Mülheim. Thomas Sass hat sein Haus schon komplett in Schwarz-Rot-Gold gehüllt, als es noch nicht cool war. Zur Heim-EM hat er nochmal alles rausgeholt.
Dieser Mann sieht schwarz-rot-gold. Über den gesamten Vorgarten verläuft eine Wand aneinandergenähter Fahnen, wie man sie sonst nur vom untersten Rang einer Stadiontribüne kennt. Wo ist denn hier die Klingel? Natürlich, unter einem Banner verborgen. Thomas Sass steht darauf. Ein bärtiger Mann, Ende 50 öffnet die Tür. Die Windspiele, die Aufsteller, das Fußballtor, die Trainerbank neben der Eingangstür, die Maskottchen überall und eben die Fahnen von Baum zu Baum, über den Fenstern, auf dem Boden, über der Nachbarsgarage, bis aufs Grundstück noch vom Nachbarsnachbarn: Es ist sein Werk.

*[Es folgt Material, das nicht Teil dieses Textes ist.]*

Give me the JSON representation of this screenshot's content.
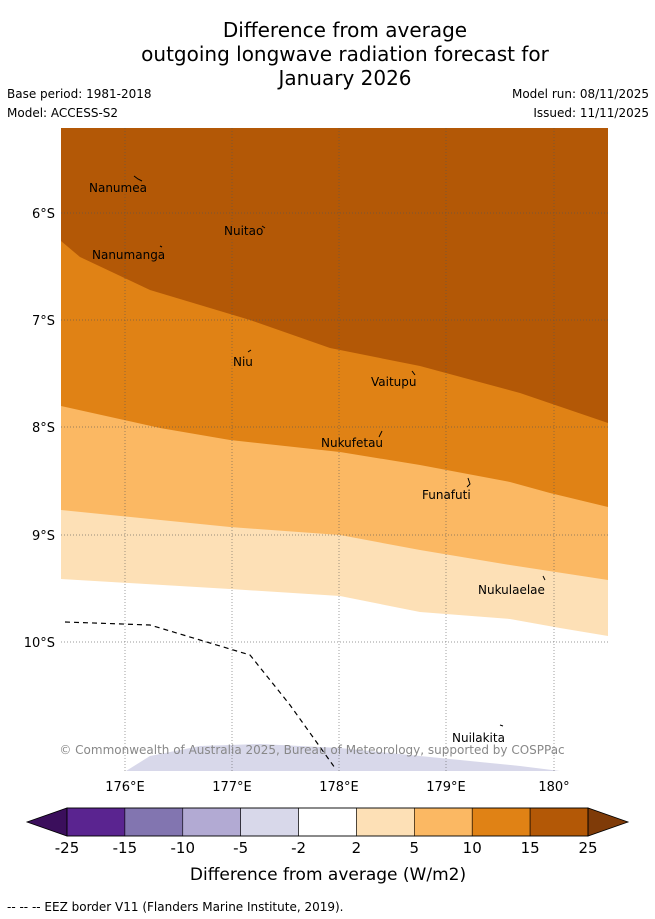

Gezählt hat er sie nie, sagt Thomas Sass. Durchs Wohnzimmerfenster fällt der Blick auf den Garten. Da geht es weiter. Deutschland, Deutschland, überall. Auf dem Gartentisch sitz Goleo, das Maskottchen der Heim-WM 2006. Albärt muss Thomas Sass erst heraussuchen. „Ein dicker Kopf und kurze Beine.“ Thomas Sass schüttelt den Kopf; der Löwe gefällt ihm deutlich besser.
Schließlich holte RTL Thomas Sass in eine Sendung
2006, da hat alles angefangen. Zur Fußballweltmeisterschaft im eigenen Land passierte Erstaunliches: Scham und Hemmung einer Nation, die es mit ihrer Nationalität nie so hatte, machten für kurze Zeit Euphorie und Gemeinschaftserleben Platz. Manch einer musste sich an die vielen geschminkten Gesichter, die Fans mit Fahne über der Schulter, die Beflaggung selbst von Pkws und Wohnzimmerfenstern erst noch gewöhnen. Nicht so Thomas Sass, was auch einen beruflichen Hintergrund hat.
Seinerzeit hat der 58-Jährige als Handelsvertreter lizenzierte Fußballfanartikel an die entsprechenden Shops verkauft. Sass hat also gewissermaßen an der Quelle gesessen. Von 2006 an wehten zu jeder großen Meisterschaft ein paar Fahnen und Wimpel mehr am Haus. Radio und Presse begannen zu berichten. Im Garten liefen die Spiele, bei Wind und Wetter auch im Zelt. „Früher waren hier 50 Leute, heute sind‘s weniger“, sagt Sass. „Man wird ja auch älter.“
Im Sommer 2010 klingelte das Telefon. Da fand die WM zum ersten Mal auf dem afrikanischen Kontinent statt. Am anderen Ende der Leitung war die Redaktion von Extra, dem RTL-Magazin mit Birgit Schrowange. Ob man mal vorbeikommen könne zum nächsten Deutschlandspiel. Er sagte zu. Um zehn Uhr morgens war Drehbeginn; Anpfiff war acht Uhr abends. „Ziemlich stressig“ sei das gewesen, sagt Sass. Aber auch eine Erfahrung fürs Leben. „Und jetzt nochmal den halben Liter auf Ex bitte“. So funktioniert Fernsehen.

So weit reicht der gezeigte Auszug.